Why did you set the story to Carpathian Ruthenia, the border area between Slovakia and Ukraine?
We wanted the story to take place in a neglected and “forgotten” region even though in the film, the location itself is not exactly specified. My family has an old house in Ulič Valley in the eastern part of Slovakia, home to a strong community of Rusyns. I used to spend my summer holidays there and saw people selling smuggled cigarettes, heard stories about human trafficking or about villagers finding old unexploded mines in the fields. We were running around with local kids, trying to find mines, helmets or badges from WWI and WWII which could be later sold.
Moved by all those local stories, we decided to set our film there. It was all in front of our eyes. We could see how herd mentality and depression coming from material uncertainty and harsh everyday reality impacts the brothers in our story, how they are ostracized on every level of their social life for something that is beyond their influence.

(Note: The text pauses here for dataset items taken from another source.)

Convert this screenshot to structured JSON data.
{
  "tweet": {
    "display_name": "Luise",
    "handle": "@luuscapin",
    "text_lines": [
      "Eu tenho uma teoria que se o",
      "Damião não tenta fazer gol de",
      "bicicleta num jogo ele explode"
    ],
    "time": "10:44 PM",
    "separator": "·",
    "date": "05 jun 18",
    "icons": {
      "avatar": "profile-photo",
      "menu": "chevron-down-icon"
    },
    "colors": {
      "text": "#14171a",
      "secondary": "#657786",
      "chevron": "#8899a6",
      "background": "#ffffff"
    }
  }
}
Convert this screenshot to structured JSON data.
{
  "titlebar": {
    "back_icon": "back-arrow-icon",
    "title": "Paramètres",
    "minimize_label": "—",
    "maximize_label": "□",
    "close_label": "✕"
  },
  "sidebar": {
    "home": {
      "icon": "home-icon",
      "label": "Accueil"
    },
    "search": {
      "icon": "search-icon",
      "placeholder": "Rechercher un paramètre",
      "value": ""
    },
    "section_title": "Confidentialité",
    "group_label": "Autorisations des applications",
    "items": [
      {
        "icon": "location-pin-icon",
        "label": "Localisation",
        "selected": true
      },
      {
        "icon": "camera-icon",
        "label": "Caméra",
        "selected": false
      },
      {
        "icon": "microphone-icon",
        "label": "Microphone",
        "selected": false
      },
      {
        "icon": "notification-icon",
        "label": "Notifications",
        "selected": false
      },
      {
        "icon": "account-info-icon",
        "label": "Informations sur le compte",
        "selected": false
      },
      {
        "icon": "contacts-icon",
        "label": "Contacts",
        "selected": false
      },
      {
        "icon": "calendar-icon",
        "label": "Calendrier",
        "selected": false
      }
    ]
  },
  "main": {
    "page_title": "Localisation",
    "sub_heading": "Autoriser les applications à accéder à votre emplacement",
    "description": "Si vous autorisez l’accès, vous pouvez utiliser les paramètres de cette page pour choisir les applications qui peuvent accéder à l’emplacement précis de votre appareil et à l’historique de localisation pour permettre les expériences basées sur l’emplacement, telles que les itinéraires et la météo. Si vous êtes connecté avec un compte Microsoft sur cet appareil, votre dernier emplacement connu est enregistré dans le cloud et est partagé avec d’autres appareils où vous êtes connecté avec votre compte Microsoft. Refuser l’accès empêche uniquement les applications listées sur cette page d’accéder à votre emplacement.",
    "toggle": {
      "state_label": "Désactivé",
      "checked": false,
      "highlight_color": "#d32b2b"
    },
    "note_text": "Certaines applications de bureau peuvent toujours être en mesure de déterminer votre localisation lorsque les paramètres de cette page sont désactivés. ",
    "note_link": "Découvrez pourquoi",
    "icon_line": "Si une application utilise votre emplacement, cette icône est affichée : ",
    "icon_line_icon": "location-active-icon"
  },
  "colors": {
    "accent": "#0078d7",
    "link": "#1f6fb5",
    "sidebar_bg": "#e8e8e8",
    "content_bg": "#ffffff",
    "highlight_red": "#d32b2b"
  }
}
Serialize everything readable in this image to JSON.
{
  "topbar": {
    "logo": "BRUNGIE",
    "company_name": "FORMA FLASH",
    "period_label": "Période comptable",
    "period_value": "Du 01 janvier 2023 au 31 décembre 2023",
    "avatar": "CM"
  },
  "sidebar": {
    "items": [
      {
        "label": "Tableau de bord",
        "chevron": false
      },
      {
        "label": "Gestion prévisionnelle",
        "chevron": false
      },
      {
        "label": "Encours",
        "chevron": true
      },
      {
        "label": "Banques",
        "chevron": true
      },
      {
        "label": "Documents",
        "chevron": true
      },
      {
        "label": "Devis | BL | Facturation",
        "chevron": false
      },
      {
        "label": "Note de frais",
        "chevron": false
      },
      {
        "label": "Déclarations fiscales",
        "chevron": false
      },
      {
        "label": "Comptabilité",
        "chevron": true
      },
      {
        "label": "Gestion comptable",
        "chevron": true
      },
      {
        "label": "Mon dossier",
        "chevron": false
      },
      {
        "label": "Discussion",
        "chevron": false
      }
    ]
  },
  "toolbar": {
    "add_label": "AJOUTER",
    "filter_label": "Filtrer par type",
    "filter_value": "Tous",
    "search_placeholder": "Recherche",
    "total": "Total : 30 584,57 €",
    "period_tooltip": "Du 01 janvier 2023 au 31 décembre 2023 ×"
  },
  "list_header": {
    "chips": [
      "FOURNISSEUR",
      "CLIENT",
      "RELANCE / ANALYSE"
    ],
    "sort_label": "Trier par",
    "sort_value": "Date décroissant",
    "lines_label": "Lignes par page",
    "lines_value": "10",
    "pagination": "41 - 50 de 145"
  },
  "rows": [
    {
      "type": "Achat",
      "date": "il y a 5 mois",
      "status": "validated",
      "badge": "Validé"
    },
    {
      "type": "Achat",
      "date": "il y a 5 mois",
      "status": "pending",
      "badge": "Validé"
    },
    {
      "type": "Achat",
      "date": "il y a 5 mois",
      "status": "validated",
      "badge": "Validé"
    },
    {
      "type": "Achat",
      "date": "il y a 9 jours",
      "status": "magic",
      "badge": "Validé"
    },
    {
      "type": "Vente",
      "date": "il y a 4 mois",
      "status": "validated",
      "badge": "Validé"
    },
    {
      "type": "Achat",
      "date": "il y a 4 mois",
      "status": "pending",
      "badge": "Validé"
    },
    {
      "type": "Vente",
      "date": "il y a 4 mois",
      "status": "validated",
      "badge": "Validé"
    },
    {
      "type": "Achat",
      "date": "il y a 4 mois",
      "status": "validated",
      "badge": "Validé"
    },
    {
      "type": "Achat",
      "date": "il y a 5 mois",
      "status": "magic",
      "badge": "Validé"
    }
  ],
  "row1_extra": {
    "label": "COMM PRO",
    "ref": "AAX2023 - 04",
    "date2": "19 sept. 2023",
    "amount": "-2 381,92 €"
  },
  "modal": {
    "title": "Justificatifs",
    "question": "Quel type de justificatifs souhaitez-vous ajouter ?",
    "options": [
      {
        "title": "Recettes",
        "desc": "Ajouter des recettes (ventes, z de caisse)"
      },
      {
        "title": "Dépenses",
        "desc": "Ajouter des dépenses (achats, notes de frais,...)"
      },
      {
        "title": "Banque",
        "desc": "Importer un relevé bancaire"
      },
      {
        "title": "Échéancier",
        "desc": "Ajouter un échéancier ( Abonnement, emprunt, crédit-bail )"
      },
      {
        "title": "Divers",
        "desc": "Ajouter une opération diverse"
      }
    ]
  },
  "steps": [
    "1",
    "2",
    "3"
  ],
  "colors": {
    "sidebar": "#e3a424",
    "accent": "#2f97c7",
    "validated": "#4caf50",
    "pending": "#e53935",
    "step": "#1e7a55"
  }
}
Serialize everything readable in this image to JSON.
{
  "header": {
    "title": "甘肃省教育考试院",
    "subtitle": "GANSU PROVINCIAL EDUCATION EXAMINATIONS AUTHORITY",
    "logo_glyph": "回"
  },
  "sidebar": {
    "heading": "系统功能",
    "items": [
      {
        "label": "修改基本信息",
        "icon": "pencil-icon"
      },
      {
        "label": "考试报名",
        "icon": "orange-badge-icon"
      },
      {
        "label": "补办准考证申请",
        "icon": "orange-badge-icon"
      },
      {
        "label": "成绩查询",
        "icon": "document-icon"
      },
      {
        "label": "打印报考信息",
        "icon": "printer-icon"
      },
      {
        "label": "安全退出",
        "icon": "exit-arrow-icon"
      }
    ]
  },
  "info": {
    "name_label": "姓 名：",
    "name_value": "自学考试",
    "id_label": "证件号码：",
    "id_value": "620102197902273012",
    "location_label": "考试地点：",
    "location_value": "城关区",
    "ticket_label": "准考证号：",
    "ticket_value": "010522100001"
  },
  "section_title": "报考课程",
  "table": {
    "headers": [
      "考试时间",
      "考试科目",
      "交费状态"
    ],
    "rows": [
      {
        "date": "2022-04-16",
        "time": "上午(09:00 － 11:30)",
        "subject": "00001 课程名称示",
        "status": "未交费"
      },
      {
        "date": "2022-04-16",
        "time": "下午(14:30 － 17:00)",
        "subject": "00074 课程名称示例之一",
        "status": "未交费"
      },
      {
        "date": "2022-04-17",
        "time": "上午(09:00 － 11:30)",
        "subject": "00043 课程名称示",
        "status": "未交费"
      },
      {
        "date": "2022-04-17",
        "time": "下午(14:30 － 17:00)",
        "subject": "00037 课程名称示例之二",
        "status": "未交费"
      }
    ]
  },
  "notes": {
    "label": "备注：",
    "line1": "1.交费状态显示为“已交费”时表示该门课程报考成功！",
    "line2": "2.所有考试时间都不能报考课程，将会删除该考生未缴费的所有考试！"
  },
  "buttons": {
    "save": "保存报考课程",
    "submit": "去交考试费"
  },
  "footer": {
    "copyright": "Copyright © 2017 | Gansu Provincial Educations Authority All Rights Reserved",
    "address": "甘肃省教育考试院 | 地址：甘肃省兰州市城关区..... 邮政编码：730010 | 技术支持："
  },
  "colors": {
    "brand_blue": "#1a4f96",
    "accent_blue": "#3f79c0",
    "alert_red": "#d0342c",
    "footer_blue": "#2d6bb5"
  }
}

How did you find the non-actors for your film?
First of all, we knew we didn’t want actors who’d had any experience with acting, be it theatre or art school. We wanted people who live what they act. We organized castings in almost all schools in the region, where we did various exercises with the kids to see how they move, how perceptive they are, how they can improvise and learn. We were also interested in a specific type of personality. For example, when casting a bully, we were looking for guys who were tough at first look, informal leaders in class who were not afraid of us or any other “authority” – of course, this was their protective shell, they were basically nice guys. This way we chose some 15 boys and went on hanging out with them and talk or just play football.
On the set, they always knew what the scene was about and its general outline. But we never told them what to do exactly, just gave them some hints. I believe if we forced them to learn every line from the script, the film would end up with the worst type of theatrical acting.
Pura Vida is your graduation film, what are your next plans? While researching in the region we found new stories worth turning into a film.
The most touching one was the story of the displacement of seven Rusyn villages because a new dam was being built in the area. There are various ways we can approach it and we are yet to decide which one will be the best – we can follow the people who lost the houses they had been building for years and generations, or we can focus on artists who were documenting the situation at the time… We want to start with a documentary, which was already supported by Slovak Audiovisual Fund, about the displacement of one of the villages. The idea is that this way we can dig deeper and prepare for the fiction feature we would like to make afterwards.